The surveys were conducted by the IEO and the FAO --in the framework of their EAF-Nansen and CCLME projects-- along the continental shelf and slope off Morocco, Western Sahara, Mauritania, Senegal, The Gambia, Guinea-Bissau, Guinea, and Cabo Verde, between 2004 and 2012. In all these surveys, the EcoAfrik research team (UVIGO-IEO) led the development of a program focused on benthos intensive sampling. During these surveys a huge amount of quantitative biological data, environmental parameters of the water column and seabed, and important collections of benthic invertebrates were obtained.
After several years devoted to taxonomic study and the exhaustive review of the existing literature, an updated checklist of 138 cephalopods species was generated for the whole CCLME area. Besides, the known geographical distributions of several species have been expanded, as some deep-sea octopuses (such as Muusoctopus januarii, Bathypolypus valdiviae or Cirrothauma murrayi) and many oceanic squids (such as Abralia siedleckyi, Magnoteuthis magna or Chtenopteryx sicula), some recorded for the first time in the area.

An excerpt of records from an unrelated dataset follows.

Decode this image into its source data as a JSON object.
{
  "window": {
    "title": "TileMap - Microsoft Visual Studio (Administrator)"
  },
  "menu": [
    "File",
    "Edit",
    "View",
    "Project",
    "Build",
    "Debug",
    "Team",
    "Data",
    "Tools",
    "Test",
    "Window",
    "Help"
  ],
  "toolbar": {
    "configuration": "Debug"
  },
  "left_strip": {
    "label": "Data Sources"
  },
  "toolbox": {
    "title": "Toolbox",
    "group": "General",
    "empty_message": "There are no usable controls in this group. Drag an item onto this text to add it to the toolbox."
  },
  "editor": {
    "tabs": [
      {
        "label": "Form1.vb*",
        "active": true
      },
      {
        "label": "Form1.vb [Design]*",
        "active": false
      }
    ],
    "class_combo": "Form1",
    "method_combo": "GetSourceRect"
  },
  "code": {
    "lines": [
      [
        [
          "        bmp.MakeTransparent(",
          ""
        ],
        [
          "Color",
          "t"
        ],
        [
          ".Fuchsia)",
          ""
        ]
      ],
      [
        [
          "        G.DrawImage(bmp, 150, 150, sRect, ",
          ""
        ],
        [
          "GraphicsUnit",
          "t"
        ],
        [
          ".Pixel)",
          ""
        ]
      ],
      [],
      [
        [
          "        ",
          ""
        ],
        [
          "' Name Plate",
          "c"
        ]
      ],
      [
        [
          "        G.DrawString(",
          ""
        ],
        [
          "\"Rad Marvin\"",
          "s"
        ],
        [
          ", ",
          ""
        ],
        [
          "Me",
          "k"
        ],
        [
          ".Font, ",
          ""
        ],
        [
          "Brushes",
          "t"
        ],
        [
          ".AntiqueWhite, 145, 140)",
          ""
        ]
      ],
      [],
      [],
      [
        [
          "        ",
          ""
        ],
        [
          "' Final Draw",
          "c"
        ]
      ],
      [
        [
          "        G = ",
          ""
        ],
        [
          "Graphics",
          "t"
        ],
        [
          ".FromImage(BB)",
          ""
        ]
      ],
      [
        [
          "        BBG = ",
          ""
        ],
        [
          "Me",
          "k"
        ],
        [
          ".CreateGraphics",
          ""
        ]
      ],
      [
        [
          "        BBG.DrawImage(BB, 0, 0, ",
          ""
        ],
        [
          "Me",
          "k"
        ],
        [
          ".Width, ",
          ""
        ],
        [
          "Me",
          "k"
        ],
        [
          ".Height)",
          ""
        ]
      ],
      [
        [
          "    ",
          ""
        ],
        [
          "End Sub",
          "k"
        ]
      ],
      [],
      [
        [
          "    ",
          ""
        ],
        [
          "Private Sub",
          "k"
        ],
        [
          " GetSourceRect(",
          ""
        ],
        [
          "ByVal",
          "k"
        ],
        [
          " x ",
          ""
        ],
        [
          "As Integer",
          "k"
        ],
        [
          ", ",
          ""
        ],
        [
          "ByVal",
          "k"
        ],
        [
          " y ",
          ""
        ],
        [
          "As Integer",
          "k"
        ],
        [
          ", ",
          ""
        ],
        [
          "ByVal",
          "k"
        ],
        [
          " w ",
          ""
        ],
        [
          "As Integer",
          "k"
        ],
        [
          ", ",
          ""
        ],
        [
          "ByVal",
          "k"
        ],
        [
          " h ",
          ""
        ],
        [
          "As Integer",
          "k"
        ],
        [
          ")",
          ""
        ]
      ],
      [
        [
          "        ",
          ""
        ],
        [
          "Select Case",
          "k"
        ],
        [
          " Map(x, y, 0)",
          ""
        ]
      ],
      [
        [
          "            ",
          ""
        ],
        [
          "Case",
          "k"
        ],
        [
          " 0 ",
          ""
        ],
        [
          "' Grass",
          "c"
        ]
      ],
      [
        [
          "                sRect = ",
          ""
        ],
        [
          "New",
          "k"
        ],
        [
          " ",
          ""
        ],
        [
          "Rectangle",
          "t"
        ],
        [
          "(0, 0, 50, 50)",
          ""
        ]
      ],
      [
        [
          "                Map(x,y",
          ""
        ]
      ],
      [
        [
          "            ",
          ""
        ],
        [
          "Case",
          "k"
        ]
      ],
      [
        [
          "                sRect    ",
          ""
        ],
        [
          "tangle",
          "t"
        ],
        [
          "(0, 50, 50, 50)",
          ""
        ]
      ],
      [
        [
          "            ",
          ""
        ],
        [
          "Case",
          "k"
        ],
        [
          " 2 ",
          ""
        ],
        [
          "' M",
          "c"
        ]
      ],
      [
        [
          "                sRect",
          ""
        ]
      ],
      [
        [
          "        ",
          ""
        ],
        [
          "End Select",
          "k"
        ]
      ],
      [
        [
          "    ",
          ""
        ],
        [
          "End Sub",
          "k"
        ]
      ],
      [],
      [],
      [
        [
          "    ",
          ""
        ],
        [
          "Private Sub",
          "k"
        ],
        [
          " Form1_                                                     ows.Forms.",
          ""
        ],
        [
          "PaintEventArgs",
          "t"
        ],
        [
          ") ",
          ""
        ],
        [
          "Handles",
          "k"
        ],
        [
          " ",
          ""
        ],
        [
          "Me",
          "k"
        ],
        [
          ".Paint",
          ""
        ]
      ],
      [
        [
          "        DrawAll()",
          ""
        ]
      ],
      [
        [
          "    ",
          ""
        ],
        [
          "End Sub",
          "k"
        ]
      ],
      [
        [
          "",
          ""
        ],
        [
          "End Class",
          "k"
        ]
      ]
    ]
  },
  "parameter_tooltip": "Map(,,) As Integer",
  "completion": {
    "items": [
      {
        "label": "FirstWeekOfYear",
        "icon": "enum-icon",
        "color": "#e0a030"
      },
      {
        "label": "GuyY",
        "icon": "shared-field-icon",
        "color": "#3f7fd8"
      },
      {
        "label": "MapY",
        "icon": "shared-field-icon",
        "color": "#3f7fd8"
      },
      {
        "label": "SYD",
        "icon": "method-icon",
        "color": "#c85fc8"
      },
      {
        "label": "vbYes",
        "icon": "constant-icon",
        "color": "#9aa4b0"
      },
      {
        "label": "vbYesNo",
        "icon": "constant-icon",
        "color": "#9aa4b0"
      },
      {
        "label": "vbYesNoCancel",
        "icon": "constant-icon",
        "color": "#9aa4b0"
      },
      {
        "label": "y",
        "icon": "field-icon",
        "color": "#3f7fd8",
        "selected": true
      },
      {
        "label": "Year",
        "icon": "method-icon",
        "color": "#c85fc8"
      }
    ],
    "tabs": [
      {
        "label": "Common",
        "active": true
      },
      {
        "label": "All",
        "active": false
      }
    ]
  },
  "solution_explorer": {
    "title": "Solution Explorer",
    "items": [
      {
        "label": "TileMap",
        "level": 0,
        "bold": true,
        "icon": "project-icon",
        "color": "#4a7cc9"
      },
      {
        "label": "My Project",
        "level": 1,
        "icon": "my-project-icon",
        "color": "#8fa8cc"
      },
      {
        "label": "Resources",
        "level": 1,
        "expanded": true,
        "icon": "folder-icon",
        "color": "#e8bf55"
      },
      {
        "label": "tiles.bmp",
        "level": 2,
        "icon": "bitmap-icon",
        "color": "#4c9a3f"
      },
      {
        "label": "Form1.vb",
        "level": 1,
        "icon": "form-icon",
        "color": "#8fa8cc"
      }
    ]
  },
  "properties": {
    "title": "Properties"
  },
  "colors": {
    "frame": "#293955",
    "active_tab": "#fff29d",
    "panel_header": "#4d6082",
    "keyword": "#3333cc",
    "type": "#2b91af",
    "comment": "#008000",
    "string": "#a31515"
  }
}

The CCLME hosts one of the four major marine upwelling systems and is the third concerning primary productivity worldwide, supporting the largest fisheries of the Atlantic African coast, with an annual production of approximately 2-3 million tonnes. Among the main target commercial species are included some cephalopod groups as squids, cuttlefishes and octopuses.
Although most of the cephalopod species with commercial value in the region have been well-studied, many aspects of the systematic, distribution, biogeography and ecology of other cephalopods are practically unknown.
The EcoAfrik collections represent an exceptional source of information that will provide a global view on the biodiversity, composition and distribution of cephalopods from Northwest Africa.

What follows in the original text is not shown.